Constitutionally, this is what you may not do:
3. based on race / ethnicity / gender / religion;
4. which amounts to incitement;
5. to cause harm.
In other words, to fall foul of the Constitution, you need to satisfy five requirements.
Your expression must amount to advocacy. Merely expressing a hateful opinion, whether in private or in public, is still constitutionally protected.
Your advocacy must be advocacy of hatred. Advocating discriminatory treatment, no matter how distasteful or inconsistent with the spirit of the Constitution this might be, is constitutionally protected. You might well, and probably will, fall foul of the equality provision – section 9 – which prohibits discriminatory treatment, if you act in accordance with this advocacy of discrimination; but the advocacy itself is protected.
The hatred you are advocating must be based on race, ethnicity, gender or religion. Advocating hatred based on occupation (against lawyers, politicians), language (against Afrikaans, Zulu), or nationality (against Zimbabweans, Americans) is constitutionally protected. Here, again, one might fall foul of section 9 if your protected advocacy of hatred amounts to discrimination.
The hatred you are advocating on these four grounds must constitute or amount to incitement.

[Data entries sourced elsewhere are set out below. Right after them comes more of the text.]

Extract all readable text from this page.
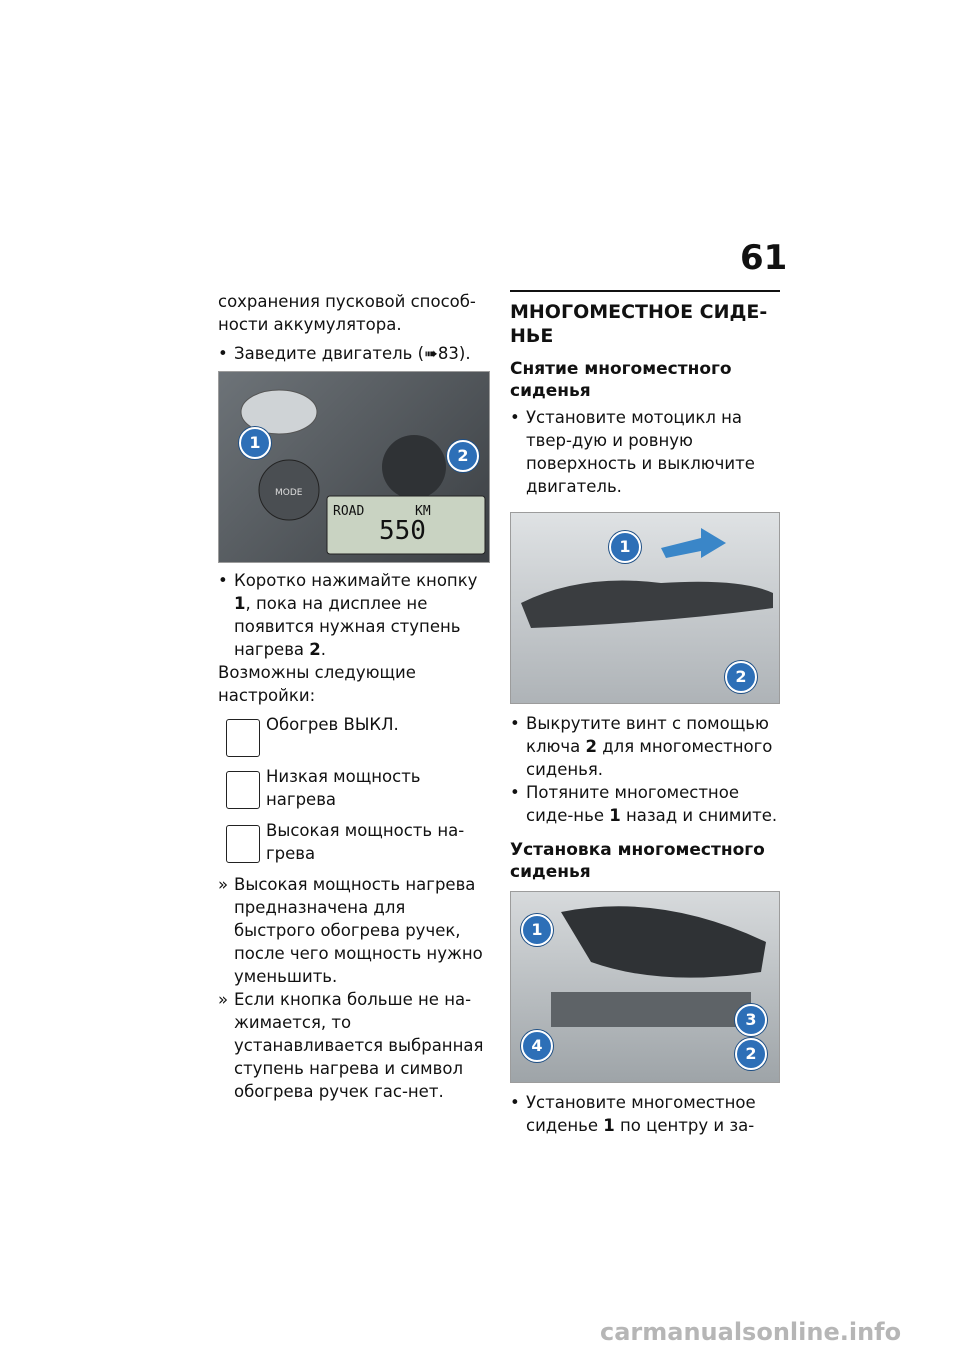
61

сохранения пусковой способ-ности аккумулятора.

• Заведите двигатель (➠83).

MODE
ROAD	KM
550
1
2

• Коротко нажимайте кнопку 1, пока на дисплее не появится нужная ступень нагрева 2.

Возможны следующие настройки:

Обогрев ВЫКЛ.
Низкая мощность нагрева
Высокая мощность на-грева

» Высокая мощность нагрева предназначена для быстрого обогрева ручек, после чего мощность нужно уменьшить.

» Если кнопка больше не на-жимается, то устанавливается выбранная ступень нагрева и символ обогрева ручек гас-нет.

МНОГОМЕСТНОЕ СИДЕ-НЬЕ
Снятие многоместного сиденья

• Установите мотоцикл на твер-дую и ровную поверхность и выключите двигатель.

1
2

• Выкрутите винт с помощью ключа 2 для многоместного сиденья.

• Потяните многоместное сиде-нье 1 назад и снимите.

Установка многоместного сиденья
1
2
3
4

• Установите многоместное сиденье 1 по центру и за-

carmanualsonline.info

Advocating hatred, even based on the four listed grounds, like race or religion, is constitutionally protected if there is no call to action.
The incitement must be incitement to cause harm. This is perhaps the most contentious element of the constitutional hate speech definition, as “harm” might include emotional harm in addition to physical harm. This debate, however, is too wide-ranging for this article. If your advocacy of hatred based on a listed ground constitutes incitement to do something that is not harmful, it is constitutionally protected.
Whatever falls foul of the above is thus hate speech and can rightly be prohibited by legislation. If, however, one engages in hateful expression that complies with the constitutional protections, it is merely hateful speech, and legal. Whether Andile Mngxitama’s or Johann Rupert’s latest utterances are hate speech, hateful speech, or neither, is up to the attentive reader to decide.
The picture I have drawn above discounts the existence of laws like crimen injuria, the Promotion of Equality and Prevention of Unfair Discrimination Act, and the Films and Publications Act, all of which, I believe, are largely unconstitutional for their prohibition of expression that is, in fact, constitutionally protected. This article purely explored the constitutional position.
There is never a good reason for hateful speech but exercising one’s freedom should not require justification. A free society is one where even hateful people can freely be hateful. Were this not the case, everyone’s freedom would suffer, because freedom is either universal or non-existent. The constitutional definition of hate speech brilliantly weaves this reality into the necessity to ensure social cohesion.